In Baroque Canoe Crew, Harman paints a scene that is at once visceral and mythological, set against the iconic silhouette of Notre-Dame de Paris, looming like a sentinel in the background. The juxtaposition of such a sacred structure with the clandestine, nocturnal activity of these young divers invites the viewer to contemplate the duality of history—where the grandiose and the forgotten coexist.
The crew, painted with wild, distorted brushstrokes of yellow and red, emerges from the darkness like urban ghosts, their faces obscured by shades and scarves, modern-day specters on a treasure hunt. The use of saturated, almost glitch-like color infusions feels digitally fragmented yet thematically grounded in the gritty, organic reality of their mission: to dredge the Seine’s depths for remnants of a forgotten revolution. It’s a tableau of existential labor, as these nameless men pursue relics of France’s volatile history—golden artifacts and abandoned furniture—remnants not just of wealth but of upheaval, revolution, and the ever-present undercurrent of chaos that shaped modern France.
The Seine, now a murky graveyard, becomes a metaphor for the depths of forgotten history. Much like the Titanic's treasure embedded in the ocean floor, these relics speak of opulence lost and the transient nature of power. Harman hints at existential questions: What does it mean to retrieve and resurrect the past? And, more importantly, what is left of history when it sinks out of reach? The divers are both heroes and scavengers, suspended in the liminal space between survival and glory, each stroke of the paddle on their baroque canoe echoing through the centuries.
The heavy brushstrokes, bleeding color, and frenetic energy are at once an homage to both baroque opulence and a disruption of classical formality.
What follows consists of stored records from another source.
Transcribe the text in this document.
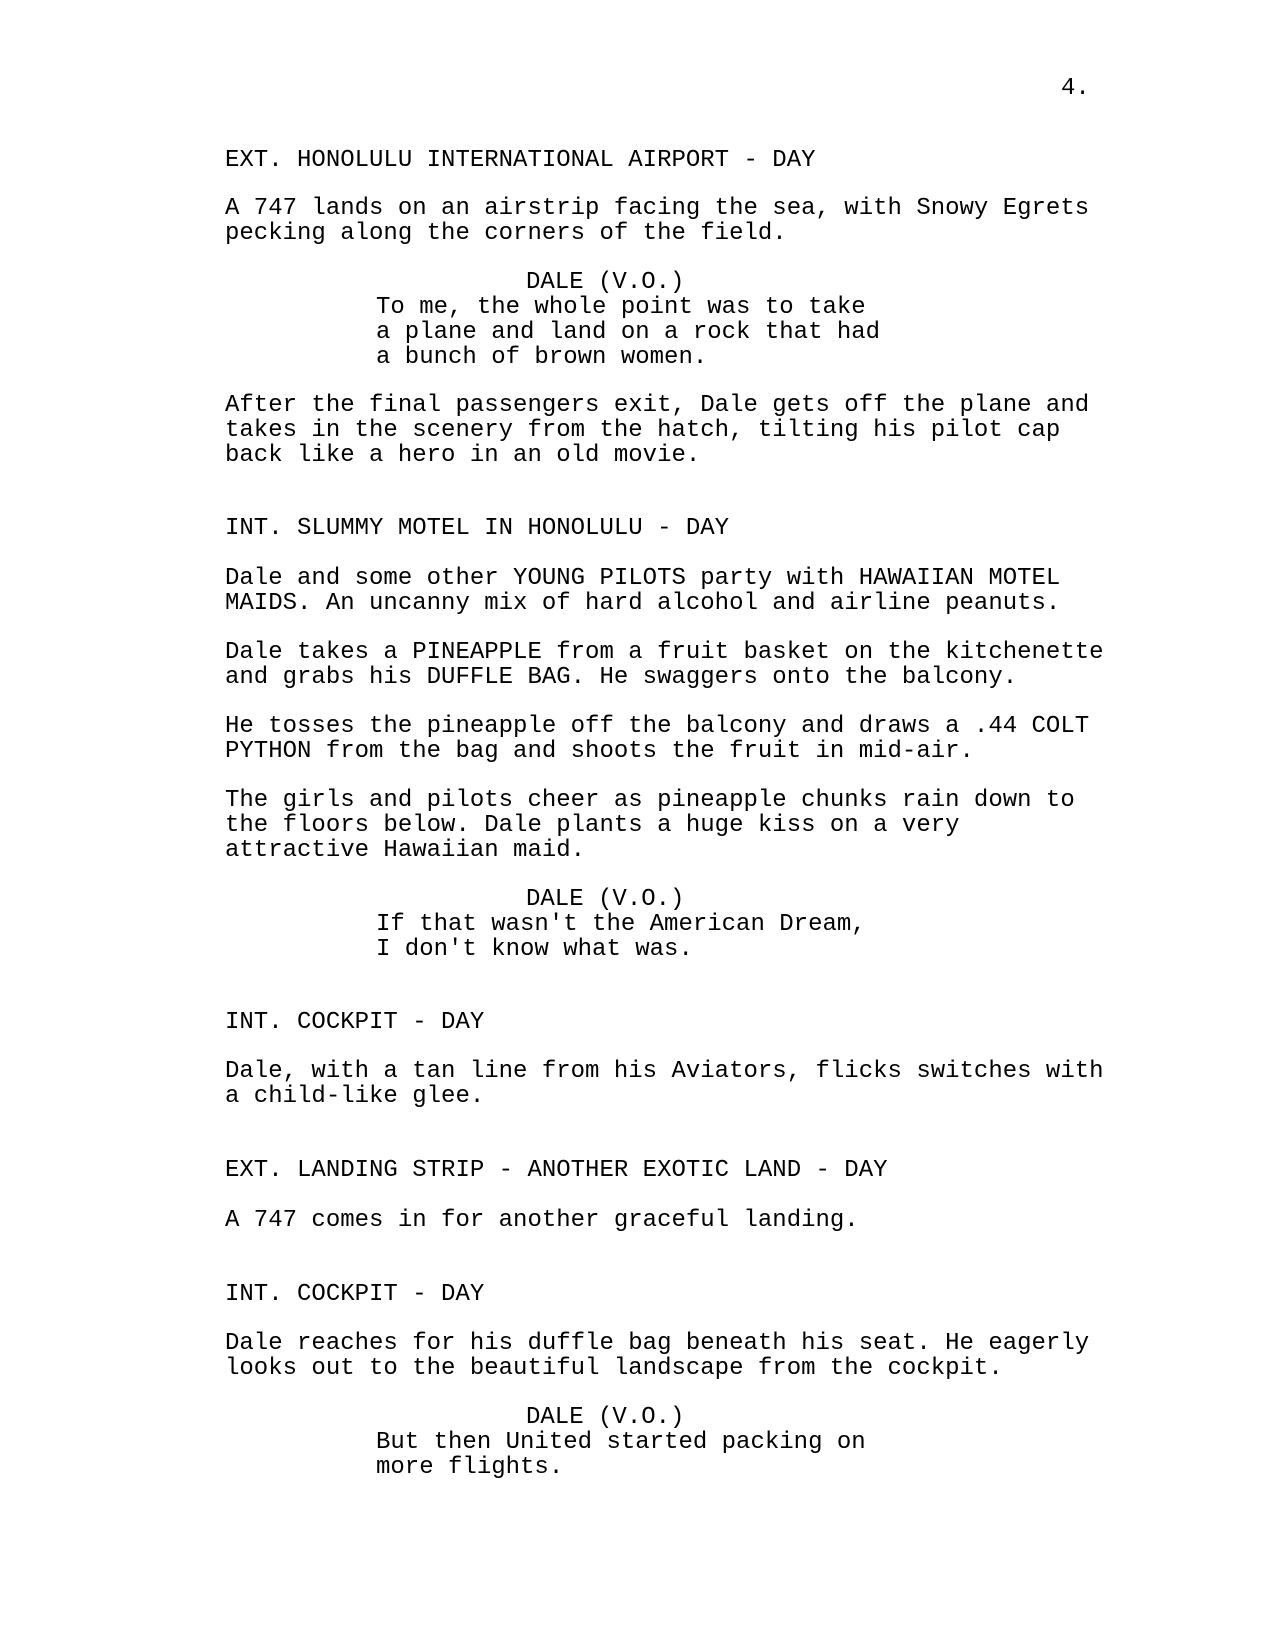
4.
EXT. HONOLULU INTERNATIONAL AIRPORT - DAY
A 747 lands on an airstrip facing the sea, with Snowy Egrets
pecking along the corners of the field.
DALE (V.O.)
To me, the whole point was to take
a plane and land on a rock that had
a bunch of brown women.
After the final passengers exit, Dale gets off the plane and
takes in the scenery from the hatch, tilting his pilot cap
back like a hero in an old movie.
INT. SLUMMY MOTEL IN HONOLULU - DAY
Dale and some other YOUNG PILOTS party with HAWAIIAN MOTEL
MAIDS. An uncanny mix of hard alcohol and airline peanuts.
Dale takes a PINEAPPLE from a fruit basket on the kitchenette
and grabs his DUFFLE BAG. He swaggers onto the balcony.
He tosses the pineapple off the balcony and draws a .44 COLT
PYTHON from the bag and shoots the fruit in mid-air.
The girls and pilots cheer as pineapple chunks rain down to
the floors below. Dale plants a huge kiss on a very
attractive Hawaiian maid.
DALE (V.O.)
If that wasn't the American Dream,
I don't know what was.
INT. COCKPIT - DAY
Dale, with a tan line from his Aviators, flicks switches with
a child-like glee.
EXT. LANDING STRIP - ANOTHER EXOTIC LAND - DAY
A 747 comes in for another graceful landing.
INT. COCKPIT - DAY
Dale reaches for his duffle bag beneath his seat. He eagerly
looks out to the beautiful landscape from the cockpit.
DALE (V.O.)
But then United started packing on
more flights.
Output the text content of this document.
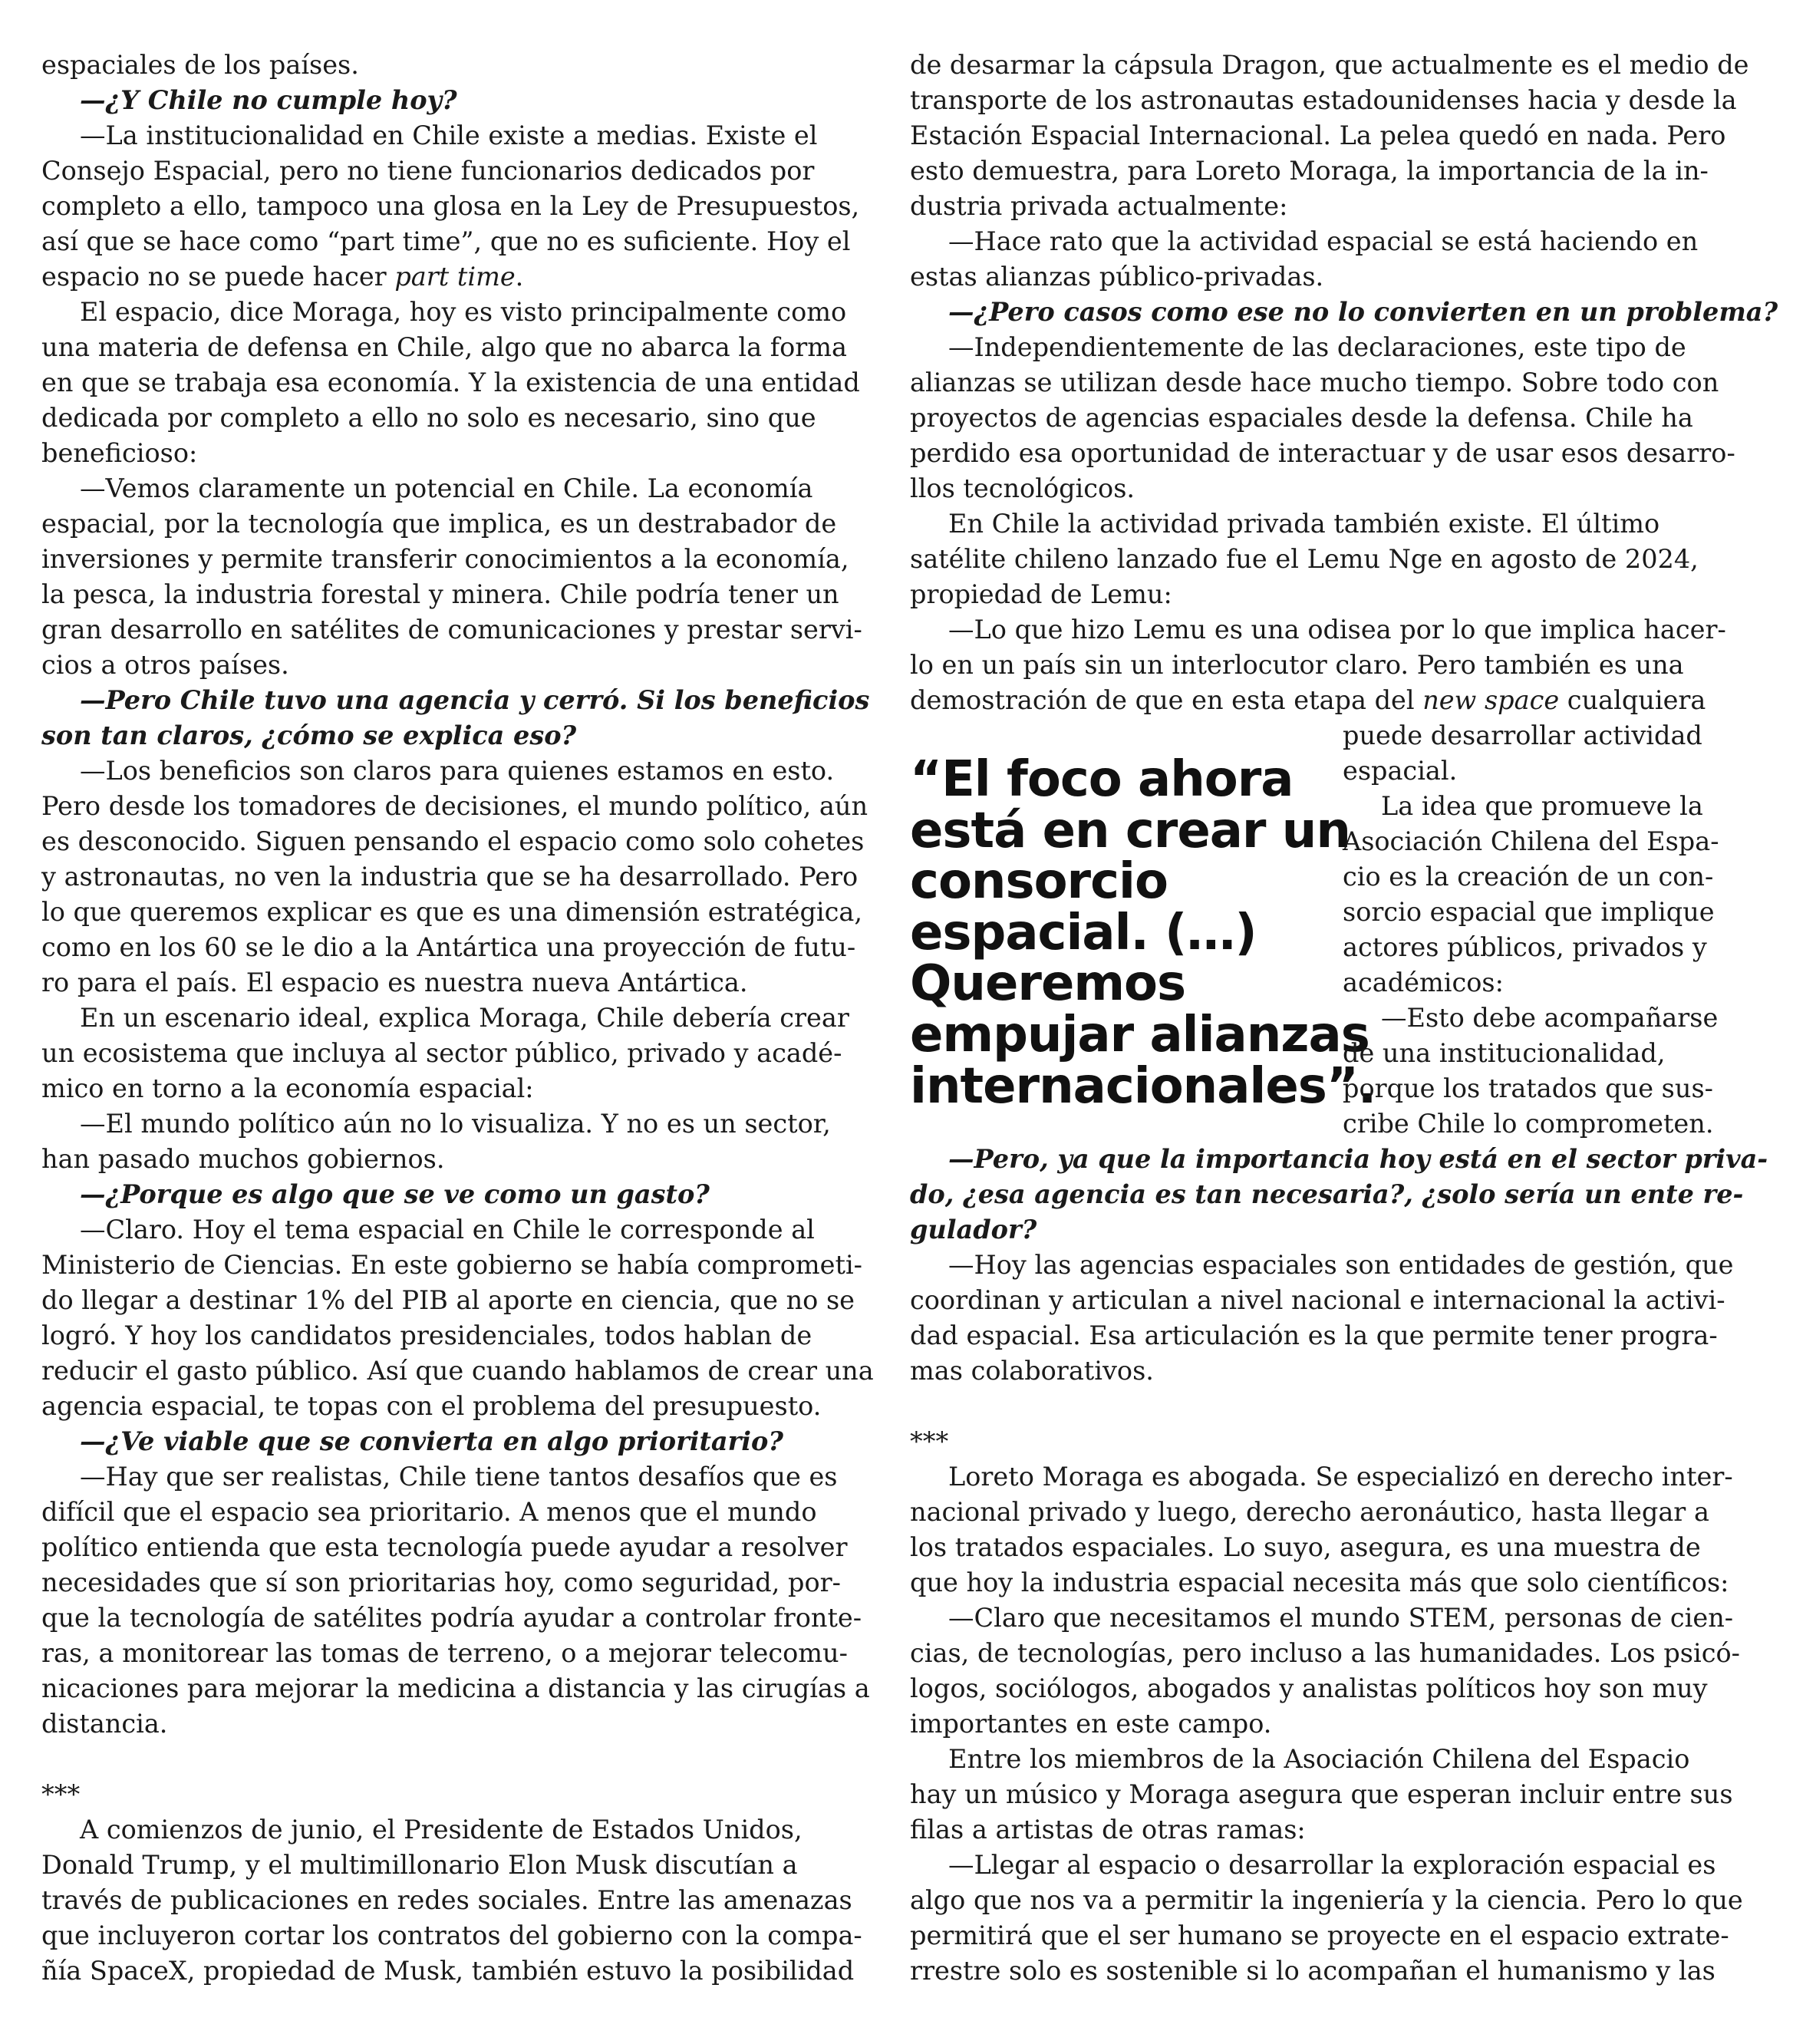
espaciales de los países.
—¿Y Chile no cumple hoy?
—La institucionalidad en Chile existe a medias. Existe el
Consejo Espacial, pero no tiene funcionarios dedicados por
completo a ello, tampoco una glosa en la Ley de Presupuestos,
así que se hace como “part time”, que no es suficiente. Hoy el
espacio no se puede hacer part time.
El espacio, dice Moraga, hoy es visto principalmente como
una materia de defensa en Chile, algo que no abarca la forma
en que se trabaja esa economía. Y la existencia de una entidad
dedicada por completo a ello no solo es necesario, sino que
beneficioso:
—Vemos claramente un potencial en Chile. La economía
espacial, por la tecnología que implica, es un destrabador de
inversiones y permite transferir conocimientos a la economía,
la pesca, la industria forestal y minera. Chile podría tener un
gran desarrollo en satélites de comunicaciones y prestar servi-
cios a otros países.
—Pero Chile tuvo una agencia y cerró. Si los beneficios
son tan claros, ¿cómo se explica eso?
—Los beneficios son claros para quienes estamos en esto.
Pero desde los tomadores de decisiones, el mundo político, aún
es desconocido. Siguen pensando el espacio como solo cohetes
y astronautas, no ven la industria que se ha desarrollado. Pero
lo que queremos explicar es que es una dimensión estratégica,
como en los 60 se le dio a la Antártica una proyección de futu-
ro para el país. El espacio es nuestra nueva Antártica.
En un escenario ideal, explica Moraga, Chile debería crear
un ecosistema que incluya al sector público, privado y acadé-
mico en torno a la economía espacial:
—El mundo político aún no lo visualiza. Y no es un sector,
han pasado muchos gobiernos.
—¿Porque es algo que se ve como un gasto?
—Claro. Hoy el tema espacial en Chile le corresponde al
Ministerio de Ciencias. En este gobierno se había comprometi-
do llegar a destinar 1% del PIB al aporte en ciencia, que no se
logró. Y hoy los candidatos presidenciales, todos hablan de
reducir el gasto público. Así que cuando hablamos de crear una
agencia espacial, te topas con el problema del presupuesto.
—¿Ve viable que se convierta en algo prioritario?
—Hay que ser realistas, Chile tiene tantos desafíos que es
difícil que el espacio sea prioritario. A menos que el mundo
político entienda que esta tecnología puede ayudar a resolver
necesidades que sí son prioritarias hoy, como seguridad, por-
que la tecnología de satélites podría ayudar a controlar fronte-
ras, a monitorear las tomas de terreno, o a mejorar telecomu-
nicaciones para mejorar la medicina a distancia y las cirugías a
distancia.
***
A comienzos de junio, el Presidente de Estados Unidos,
Donald Trump, y el multimillonario Elon Musk discutían a
través de publicaciones en redes sociales. Entre las amenazas
que incluyeron cortar los contratos del gobierno con la compa-
ñía SpaceX, propiedad de Musk, también estuvo la posibilidad
de desarmar la cápsula Dragon, que actualmente es el medio de
transporte de los astronautas estadounidenses hacia y desde la
Estación Espacial Internacional. La pelea quedó en nada. Pero
esto demuestra, para Loreto Moraga, la importancia de la in-
dustria privada actualmente:
—Hace rato que la actividad espacial se está haciendo en
estas alianzas público-privadas.
—¿Pero casos como ese no lo convierten en un problema?
—Independientemente de las declaraciones, este tipo de
alianzas se utilizan desde hace mucho tiempo. Sobre todo con
proyectos de agencias espaciales desde la defensa. Chile ha
perdido esa oportunidad de interactuar y de usar esos desarro-
llos tecnológicos.
En Chile la actividad privada también existe. El último
satélite chileno lanzado fue el Lemu Nge en agosto de 2024,
propiedad de Lemu:
—Lo que hizo Lemu es una odisea por lo que implica hacer-
lo en un país sin un interlocutor claro. Pero también es una
demostración de que en esta etapa del new space cualquiera
“El foco ahora
está en crear un
consorcio
espacial. (…)
Queremos
empujar alianzas
internacionales”.
puede desarrollar actividad
espacial.
La idea que promueve la
Asociación Chilena del Espa-
cio es la creación de un con-
sorcio espacial que implique
actores públicos, privados y
académicos:
—Esto debe acompañarse
de una institucionalidad,
porque los tratados que sus-
cribe Chile lo comprometen.
—Pero, ya que la importancia hoy está en el sector priva-
do, ¿esa agencia es tan necesaria?, ¿solo sería un ente re-
gulador?
—Hoy las agencias espaciales son entidades de gestión, que
coordinan y articulan a nivel nacional e internacional la activi-
dad espacial. Esa articulación es la que permite tener progra-
mas colaborativos.
***
Loreto Moraga es abogada. Se especializó en derecho inter-
nacional privado y luego, derecho aeronáutico, hasta llegar a
los tratados espaciales. Lo suyo, asegura, es una muestra de
que hoy la industria espacial necesita más que solo científicos:
—Claro que necesitamos el mundo STEM, personas de cien-
cias, de tecnologías, pero incluso a las humanidades. Los psicó-
logos, sociólogos, abogados y analistas políticos hoy son muy
importantes en este campo.
Entre los miembros de la Asociación Chilena del Espacio
hay un músico y Moraga asegura que esperan incluir entre sus
filas a artistas de otras ramas:
—Llegar al espacio o desarrollar la exploración espacial es
algo que nos va a permitir la ingeniería y la ciencia. Pero lo que
permitirá que el ser humano se proyecte en el espacio extrate-
rrestre solo es sostenible si lo acompañan el humanismo y las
The figures seem fractured by the weight of their task, as though burdened by the weight of history itself. The Notre-Dame, now an architectural ghost, oversees their futile pursuit, a reminder that while treasures may be found, the past cannot be reclaimed in its entirety.
This painting is not just a scene; it is an existential narrative wrapped in anachronism. The crew’s journey into the past reflects our own human need to make sense of history, to dig beneath the surface of the present, and to confront what lies beneath, even if it can never be fully resurrected.